Worse was to come: the delightful Laurence, one of the owners, went on to inform me that they were shutting down on July 23. They had sold the restaurant, which would be opening under new management at the end of August. Two of the crew would be removing to the country, and one striking out in a new direction. I felt as if a vital organ had been ripped out. All I can do is wish them well, thank them heartily for some great food and fine wines, and hope that they have a riveting time in their new lives.

But where would we be if nothing ever changed? People have to move on, out of their comfort zone, even if it distresses others.

And then came Spring – well, not quite, but a meal at the tiny venue originally occupied by Spring owner Daniel Rose. After he opened his new place in the first arrondissement last year, the original Spring morphed into La Vitrine, run by Israeli-born, Cordon Bleu-trained Kobi Villot-Malka, who did a couple of years with Ducasse at Benoît.

Villot-Malka told us that it was quite a change shifting to full-on visibility in the open kitchen of his own restaurant after the cloak of invisibility that surrounded him in Benoît’s large brasserie kitchen. On that Saturday at lunchtime, he was more exposed than ever, since my food-writer friend and I were the only customers.

One of the starters was langoustine ravioli with a foamy bisque of tea and tarragon, playing as a good team should, with each ingredient pulling its weight without upstaging the others. We also had a classic and beautifully executed vitello tonnato with an arugula salad on the side, interspersed – a touch of genius, which I will replicate at home – with bitelets of orange and parmesan.

My main course of marinated roast leg of lamb – dark, meaty and good to look at – was flavored with cumin, lemongrass and ginger, not a bad way to, er, beef up the flavor of new season’s lamb.

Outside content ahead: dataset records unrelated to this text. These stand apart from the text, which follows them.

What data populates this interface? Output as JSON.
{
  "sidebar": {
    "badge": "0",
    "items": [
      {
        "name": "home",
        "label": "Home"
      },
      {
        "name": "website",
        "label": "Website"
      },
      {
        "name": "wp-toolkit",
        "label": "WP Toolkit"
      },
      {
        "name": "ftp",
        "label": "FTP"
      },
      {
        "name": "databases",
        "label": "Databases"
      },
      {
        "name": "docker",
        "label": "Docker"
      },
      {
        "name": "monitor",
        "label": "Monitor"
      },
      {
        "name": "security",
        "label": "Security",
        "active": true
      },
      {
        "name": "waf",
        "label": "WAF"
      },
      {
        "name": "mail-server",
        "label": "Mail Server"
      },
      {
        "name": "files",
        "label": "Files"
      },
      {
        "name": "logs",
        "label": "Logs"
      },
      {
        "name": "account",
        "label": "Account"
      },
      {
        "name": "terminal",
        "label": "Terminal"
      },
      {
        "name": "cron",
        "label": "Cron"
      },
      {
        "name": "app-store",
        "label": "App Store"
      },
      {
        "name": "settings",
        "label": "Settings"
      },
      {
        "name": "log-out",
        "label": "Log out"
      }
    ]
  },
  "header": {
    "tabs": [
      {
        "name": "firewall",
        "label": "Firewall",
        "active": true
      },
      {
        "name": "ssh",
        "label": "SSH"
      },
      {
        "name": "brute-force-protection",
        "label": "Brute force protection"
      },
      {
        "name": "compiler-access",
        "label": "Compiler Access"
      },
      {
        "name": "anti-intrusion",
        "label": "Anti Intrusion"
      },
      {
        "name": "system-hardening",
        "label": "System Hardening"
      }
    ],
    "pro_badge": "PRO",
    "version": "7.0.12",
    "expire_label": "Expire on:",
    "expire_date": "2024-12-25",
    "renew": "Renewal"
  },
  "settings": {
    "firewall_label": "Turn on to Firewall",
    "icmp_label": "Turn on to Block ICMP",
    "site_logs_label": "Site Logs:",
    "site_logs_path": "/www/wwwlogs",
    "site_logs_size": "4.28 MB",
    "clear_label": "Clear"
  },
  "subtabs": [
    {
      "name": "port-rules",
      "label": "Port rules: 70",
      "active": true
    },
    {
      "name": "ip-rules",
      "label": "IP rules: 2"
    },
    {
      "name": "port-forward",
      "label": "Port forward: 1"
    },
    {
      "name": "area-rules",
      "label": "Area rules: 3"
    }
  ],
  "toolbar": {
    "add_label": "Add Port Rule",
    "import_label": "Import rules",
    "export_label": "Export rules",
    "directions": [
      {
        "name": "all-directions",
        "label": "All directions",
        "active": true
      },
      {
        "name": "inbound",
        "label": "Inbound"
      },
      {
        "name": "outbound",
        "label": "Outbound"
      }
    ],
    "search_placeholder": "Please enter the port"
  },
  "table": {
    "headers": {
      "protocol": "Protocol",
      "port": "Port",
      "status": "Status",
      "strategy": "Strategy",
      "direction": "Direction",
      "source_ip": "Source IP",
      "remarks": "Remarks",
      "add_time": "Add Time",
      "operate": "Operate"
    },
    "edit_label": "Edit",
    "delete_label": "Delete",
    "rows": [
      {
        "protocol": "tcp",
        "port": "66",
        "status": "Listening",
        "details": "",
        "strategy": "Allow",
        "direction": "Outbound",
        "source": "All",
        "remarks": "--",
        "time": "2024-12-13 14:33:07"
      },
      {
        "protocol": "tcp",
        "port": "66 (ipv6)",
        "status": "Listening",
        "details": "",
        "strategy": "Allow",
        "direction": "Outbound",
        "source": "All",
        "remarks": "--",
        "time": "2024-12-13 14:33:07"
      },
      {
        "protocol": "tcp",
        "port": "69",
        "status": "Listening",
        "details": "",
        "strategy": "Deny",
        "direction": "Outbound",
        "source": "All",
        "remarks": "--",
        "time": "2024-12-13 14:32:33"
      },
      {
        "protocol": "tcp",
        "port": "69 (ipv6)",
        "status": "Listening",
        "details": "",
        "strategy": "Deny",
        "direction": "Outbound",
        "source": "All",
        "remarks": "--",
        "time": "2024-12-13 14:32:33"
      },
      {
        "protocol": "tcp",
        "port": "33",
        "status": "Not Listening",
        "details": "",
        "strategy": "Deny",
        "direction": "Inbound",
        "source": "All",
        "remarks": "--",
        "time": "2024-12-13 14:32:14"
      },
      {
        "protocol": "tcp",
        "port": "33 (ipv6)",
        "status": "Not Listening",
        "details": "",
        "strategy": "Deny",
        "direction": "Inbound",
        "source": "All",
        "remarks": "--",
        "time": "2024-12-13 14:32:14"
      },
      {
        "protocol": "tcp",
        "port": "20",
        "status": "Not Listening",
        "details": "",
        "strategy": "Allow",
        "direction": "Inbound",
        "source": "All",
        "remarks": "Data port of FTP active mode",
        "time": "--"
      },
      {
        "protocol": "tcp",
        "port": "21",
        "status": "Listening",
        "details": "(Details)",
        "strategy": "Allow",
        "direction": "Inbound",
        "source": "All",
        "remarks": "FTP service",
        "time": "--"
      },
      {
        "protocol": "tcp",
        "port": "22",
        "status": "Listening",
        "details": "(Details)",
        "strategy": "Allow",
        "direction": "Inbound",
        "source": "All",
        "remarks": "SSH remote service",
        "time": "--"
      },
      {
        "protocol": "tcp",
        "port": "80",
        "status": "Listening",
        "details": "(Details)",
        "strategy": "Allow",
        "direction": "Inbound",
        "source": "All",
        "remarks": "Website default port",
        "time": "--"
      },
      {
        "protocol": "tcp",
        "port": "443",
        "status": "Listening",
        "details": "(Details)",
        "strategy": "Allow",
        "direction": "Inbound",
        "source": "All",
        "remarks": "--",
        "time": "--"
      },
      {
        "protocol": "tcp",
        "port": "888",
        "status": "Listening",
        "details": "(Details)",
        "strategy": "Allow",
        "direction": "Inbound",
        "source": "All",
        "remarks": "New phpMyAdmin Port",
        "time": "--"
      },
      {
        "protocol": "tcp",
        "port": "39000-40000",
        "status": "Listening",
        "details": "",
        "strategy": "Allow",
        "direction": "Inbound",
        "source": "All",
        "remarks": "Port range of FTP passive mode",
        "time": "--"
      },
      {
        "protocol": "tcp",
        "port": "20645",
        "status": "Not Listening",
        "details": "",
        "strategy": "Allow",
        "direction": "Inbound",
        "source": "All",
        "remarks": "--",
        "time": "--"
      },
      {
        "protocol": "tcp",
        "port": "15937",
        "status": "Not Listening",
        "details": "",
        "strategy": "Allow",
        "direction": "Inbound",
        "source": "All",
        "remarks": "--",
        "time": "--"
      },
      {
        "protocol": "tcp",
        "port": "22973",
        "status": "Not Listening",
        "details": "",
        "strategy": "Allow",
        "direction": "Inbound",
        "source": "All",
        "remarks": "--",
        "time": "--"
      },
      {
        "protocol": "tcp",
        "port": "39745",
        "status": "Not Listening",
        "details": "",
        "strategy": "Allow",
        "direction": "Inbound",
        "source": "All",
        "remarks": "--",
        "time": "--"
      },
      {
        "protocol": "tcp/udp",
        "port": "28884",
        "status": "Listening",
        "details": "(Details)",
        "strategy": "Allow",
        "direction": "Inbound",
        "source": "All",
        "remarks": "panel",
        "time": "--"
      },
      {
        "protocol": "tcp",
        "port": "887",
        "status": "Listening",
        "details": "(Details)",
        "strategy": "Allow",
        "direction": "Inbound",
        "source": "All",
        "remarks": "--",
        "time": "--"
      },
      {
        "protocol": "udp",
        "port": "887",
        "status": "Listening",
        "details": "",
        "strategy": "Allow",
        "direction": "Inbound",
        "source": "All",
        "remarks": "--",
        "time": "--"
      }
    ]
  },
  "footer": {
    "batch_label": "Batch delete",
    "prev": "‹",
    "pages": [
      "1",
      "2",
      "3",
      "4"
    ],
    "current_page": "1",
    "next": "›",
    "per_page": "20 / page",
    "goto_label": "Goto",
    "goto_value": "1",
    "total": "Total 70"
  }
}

We drank a Bandol rosé, which I only agreed to drink (but then very willingly) after tasting my friend’s starter glass. I’m not a great fan of rosé, often feeling cheated by its lack of discernible character, but this one somehow captured the Mediterranean zing of the food and felt decidedly grown up. The chef seems to have a nose for a good tipple. The complimentary glass of organic Montbazillac he slipped us with the dessert had an uncharacteristic orange-brown color and a personality all its own. It satisfied my desire for what my girlfriend calls “sticky whites.”

My dessert was a surprise, inducing a condition that was quite scary until I was reliably informed that my brain wasn’t exploding after all. Made from every French child’s favorite toffee, the Carambar, it was topped with trick sugar candy that popped in the mouth, creating the impression that your cranium was being peppered with shot from a scattergun. Apparently, this stuff was a great hit in Israeli school playgrounds a generation ago.

The rest of the three pounds I put on over the weekend came from an outdoor meal at Le Square Trousseau to make up for the Côtelettes debacle, where my companion was very taken with the waitress’s winning ways and the food was most creditable; and a Sunday lunch at Garnier, facing Gare Saint Lazare, a long-established seafood restaurant chosen for the sake of convenience, but which turned out to be very good, if a bit overpriced in my humble opinion (you’re looking at €60 minimum for a three-course meal). Its servers are excellent examples of what all staff should be: professional, discreet and prescient: I was as pleased with them as I was with the food, and it rounded off a very pleasant trip devoted to good food and firm friendships.